I think you misunderstood the target audience of the Aruba instant on series. It's a direct competitor to the Ubiquiti Unifi brand and solely designed for easy centralized management. You manage multiple sites from a single pane of glass. I work for an MSP and we use them all over the place for the ease of management it gives us. One dashboard to see our out clients switches and access points. If this isn't you, then you're not the target audience, but that doesn't make it bad. With that said, if you spent a little more time researching, then you would have found that these switches can be converted to FULLY local management. Absolutely no cloud. It even has more features when locally managed. It's not the fault of the product if you purchase a device without due diligence into the feature, support, configuration, management, etc.

[–] mnvoronin@kbin.social 6 points 1 year ago (1 children)

Do you mean Aruba "Instant On"? If so, you are withholding some important bit of information.

They are perfectly usable without an app or cloud console. Will get DHCP IP and you can log in to the local web interface and manage it that way. The caveat is that it has to be VLAN1.

[–] Kuro@sha1.nl 1 points 1 year ago

I have two of these switches, and after the first configuration you can also just change the management VLAN, so you can manage them from any VLAN after setting it up once.

[–] TORFdot0@lemmy.world 5 points 1 year ago (1 children)

I’ve been a big proponent of HP Procurve switches in the enterprise but if cloud connectivity is going to be a requirement then I’d rather just go in with Cisco/meraki.
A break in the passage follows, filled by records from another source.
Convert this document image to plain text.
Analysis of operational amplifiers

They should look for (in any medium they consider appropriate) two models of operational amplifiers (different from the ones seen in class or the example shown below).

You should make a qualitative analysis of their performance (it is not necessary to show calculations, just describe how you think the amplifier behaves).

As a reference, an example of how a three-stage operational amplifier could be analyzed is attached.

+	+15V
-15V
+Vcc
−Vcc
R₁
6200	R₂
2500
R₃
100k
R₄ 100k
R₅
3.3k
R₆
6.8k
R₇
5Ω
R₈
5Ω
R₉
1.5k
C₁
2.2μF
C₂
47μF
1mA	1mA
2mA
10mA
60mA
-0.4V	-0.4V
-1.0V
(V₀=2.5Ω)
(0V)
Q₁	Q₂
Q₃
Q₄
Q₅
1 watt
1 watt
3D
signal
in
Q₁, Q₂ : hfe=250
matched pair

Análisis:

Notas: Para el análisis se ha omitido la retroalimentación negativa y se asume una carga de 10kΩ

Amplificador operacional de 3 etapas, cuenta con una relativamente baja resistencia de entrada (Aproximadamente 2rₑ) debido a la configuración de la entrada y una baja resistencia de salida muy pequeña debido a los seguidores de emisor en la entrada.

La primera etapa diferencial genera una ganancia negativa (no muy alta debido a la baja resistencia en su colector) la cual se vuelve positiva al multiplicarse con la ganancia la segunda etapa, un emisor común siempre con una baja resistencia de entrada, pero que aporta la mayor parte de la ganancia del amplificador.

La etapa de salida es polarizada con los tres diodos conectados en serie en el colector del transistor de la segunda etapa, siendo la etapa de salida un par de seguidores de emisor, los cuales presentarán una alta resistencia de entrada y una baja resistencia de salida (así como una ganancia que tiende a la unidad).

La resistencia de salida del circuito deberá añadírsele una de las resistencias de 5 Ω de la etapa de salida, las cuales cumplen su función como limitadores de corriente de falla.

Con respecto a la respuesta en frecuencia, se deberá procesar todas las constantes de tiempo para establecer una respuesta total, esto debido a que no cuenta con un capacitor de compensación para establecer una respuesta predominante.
Avoiding the confusing licensing/connectivity requirements were why I used procurve in the first place

[–] ikidd@lemmy.world 3 points 1 year ago

Meraki is a doorstop waiting for the next renewal date to be missed.

[–] aStonedSanta@lemmy.world 5 points 1 year ago

I work in business tech support for an ISP. I wonder how many times I’ve been yelled at by IT because of those and them not understanding the fucking product they bought.

[–] possiblylinux127@lemmy.zip 2 points 1 year ago

Return it and get something dumber

[–] regulatorg@kbin.social 2 points 1 year ago (1 children)

I had to install an app for Ubiquiti access point too, no Linux client provided

[–] dezmd@lemmy.world 1 points 1 year ago

If it's a standalone UAP then yeah, app.

Otherwise, shouldn't you be using Unifi Network Server, either on a cloud key, UDM, or the server app version for Win/Mac/Linux?

https://ui.com/download

[–] DV8@lemmy.world 1 points 1 year ago

Like others stated, if it's an Aruba Instant On switch, it's easily configurable without any app or registration.

[–] BaldDude@sh.itjust.works 1 points 1 year ago

WTF? Please convince someone to change network hardware providers. Companies only learn via money, if this won't hurt their sales, they will continue doing this BS.

[–] thorbot@lemmy.world 0 points 1 year ago

I actually really appreciate just whipping out my phone and hitting "Adopt" when I am setting up new hardware at a site (UniFi stuff). It gets added, updated, and it's done. Then I can leave and go manage it from the office.